Community members in areas with increasingly extreme weather like Florida, Texas, and Puerto Rico are fed up. Every couple of years a powerful storm hits, causing extended power outages, putting safety at risk, and damaging buildings and key infrastructure. Though it is a matter of when, not if, these storms will come again, as soon as the clean-up is finished, leaders move energy resilience and preparedness to the back burner and the cycle continues with the next storm.
But there is a way to lessen the blows. Energy technologies like solar and battery storage have proven time and again to provide reliable power, and now they are more affordable than ever. So why aren’t leaders scaling them up for resiliency ahead of impending extreme weather?
While hurricane season did not officially begin until June 1st, this pattern started to play out this Spring. Take Texas, for example. Last month, thunderstorms, powerful winds, and flood-inducing rain knocked out power to over 800,000 people and caused seven casualties. After the storm, temperatures climbed to over 90 degrees, and those that were without power could not run their air conditioning in the stifling heat. Just a couple of weeks later, more extreme weather hit Texas. Having to deal with multiple storms is not unique to Texas — in Florida, there were three named hurricanes over two months in 2020.

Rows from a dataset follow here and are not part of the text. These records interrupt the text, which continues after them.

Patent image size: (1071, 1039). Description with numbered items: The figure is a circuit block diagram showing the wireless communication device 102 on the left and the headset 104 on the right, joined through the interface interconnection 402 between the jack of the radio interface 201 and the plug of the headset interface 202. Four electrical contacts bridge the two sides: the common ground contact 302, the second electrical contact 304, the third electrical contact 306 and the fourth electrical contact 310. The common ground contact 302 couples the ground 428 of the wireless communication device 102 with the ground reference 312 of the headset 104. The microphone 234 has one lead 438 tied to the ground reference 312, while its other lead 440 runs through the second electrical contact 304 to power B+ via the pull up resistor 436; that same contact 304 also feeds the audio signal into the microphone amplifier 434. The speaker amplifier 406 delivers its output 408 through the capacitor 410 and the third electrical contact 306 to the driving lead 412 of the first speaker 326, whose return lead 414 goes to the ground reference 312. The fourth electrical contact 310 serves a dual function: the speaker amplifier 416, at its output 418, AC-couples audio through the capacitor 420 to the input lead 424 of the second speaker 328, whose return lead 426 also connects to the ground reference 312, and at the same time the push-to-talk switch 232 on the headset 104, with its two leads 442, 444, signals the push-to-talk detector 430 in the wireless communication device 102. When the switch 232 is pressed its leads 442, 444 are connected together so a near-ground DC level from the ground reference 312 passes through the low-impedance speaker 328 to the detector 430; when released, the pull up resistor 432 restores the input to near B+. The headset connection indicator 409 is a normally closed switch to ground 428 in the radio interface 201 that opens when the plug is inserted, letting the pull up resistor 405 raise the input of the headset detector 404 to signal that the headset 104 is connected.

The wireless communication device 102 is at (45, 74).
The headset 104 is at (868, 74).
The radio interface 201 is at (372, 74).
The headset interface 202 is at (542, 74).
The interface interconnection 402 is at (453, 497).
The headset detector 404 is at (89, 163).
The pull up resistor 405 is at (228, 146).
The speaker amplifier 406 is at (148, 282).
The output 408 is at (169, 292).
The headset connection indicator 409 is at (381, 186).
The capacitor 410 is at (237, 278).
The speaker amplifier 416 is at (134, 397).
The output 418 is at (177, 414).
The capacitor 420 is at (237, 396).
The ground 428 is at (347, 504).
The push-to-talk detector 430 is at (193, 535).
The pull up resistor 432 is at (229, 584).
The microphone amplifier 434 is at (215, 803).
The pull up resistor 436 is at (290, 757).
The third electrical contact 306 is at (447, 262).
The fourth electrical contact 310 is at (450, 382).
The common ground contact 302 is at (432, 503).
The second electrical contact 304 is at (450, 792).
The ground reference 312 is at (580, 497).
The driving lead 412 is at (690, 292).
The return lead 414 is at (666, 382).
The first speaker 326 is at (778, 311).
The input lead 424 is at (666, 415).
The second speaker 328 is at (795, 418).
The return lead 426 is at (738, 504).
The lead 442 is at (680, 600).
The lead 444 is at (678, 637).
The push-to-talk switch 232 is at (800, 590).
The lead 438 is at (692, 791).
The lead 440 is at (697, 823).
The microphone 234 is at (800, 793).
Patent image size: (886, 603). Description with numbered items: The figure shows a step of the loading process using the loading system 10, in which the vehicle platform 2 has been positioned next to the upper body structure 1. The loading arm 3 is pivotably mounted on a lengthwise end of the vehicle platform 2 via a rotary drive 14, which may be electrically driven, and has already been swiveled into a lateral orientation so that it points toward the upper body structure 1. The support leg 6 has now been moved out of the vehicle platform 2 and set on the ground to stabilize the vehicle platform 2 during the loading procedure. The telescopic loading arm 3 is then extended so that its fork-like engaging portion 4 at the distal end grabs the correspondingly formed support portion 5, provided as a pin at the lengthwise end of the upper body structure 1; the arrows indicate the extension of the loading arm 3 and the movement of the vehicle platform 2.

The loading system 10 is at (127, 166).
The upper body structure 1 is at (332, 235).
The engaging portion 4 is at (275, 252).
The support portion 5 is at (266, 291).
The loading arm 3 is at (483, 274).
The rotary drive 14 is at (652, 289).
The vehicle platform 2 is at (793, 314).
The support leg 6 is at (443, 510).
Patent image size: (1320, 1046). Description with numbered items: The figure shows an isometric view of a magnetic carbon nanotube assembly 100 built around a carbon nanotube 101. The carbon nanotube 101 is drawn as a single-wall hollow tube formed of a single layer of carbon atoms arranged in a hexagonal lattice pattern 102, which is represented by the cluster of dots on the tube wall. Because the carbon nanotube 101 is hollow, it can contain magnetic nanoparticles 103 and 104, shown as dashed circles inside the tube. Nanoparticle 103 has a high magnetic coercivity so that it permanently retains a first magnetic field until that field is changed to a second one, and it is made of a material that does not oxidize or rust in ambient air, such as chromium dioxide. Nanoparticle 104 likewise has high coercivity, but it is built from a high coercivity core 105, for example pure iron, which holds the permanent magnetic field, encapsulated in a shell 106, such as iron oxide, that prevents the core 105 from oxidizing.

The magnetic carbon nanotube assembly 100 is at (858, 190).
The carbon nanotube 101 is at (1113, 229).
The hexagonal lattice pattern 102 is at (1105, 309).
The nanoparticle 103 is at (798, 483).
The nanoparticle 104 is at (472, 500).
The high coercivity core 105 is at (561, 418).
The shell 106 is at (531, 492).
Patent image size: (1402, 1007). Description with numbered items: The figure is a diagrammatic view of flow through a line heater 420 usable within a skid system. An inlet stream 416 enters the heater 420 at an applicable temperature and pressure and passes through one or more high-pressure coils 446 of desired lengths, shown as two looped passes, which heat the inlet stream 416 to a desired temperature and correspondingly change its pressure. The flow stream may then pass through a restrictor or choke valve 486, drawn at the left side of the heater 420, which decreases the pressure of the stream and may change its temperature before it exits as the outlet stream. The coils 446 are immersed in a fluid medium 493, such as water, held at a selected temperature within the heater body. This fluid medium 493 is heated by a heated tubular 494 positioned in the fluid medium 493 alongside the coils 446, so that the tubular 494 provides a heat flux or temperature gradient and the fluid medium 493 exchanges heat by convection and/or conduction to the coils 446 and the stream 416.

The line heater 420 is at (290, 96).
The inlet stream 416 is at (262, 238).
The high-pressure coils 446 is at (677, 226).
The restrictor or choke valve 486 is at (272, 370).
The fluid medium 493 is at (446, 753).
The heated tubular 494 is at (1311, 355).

Unfortunately for the over 60 million people that live in hurricane-affected geographies, more weather events like this are likely on the way. Forecasts from leading experts for the 2024 season are “daunting.” High ocean temperatures along with weather affected by the El Niño and La Niña patterns led the National Oceanic and Atmospheric Administration to their highest May prediction of hurricanes ever. Given increasing ocean and air temperatures, stronger weather events have become the new normal.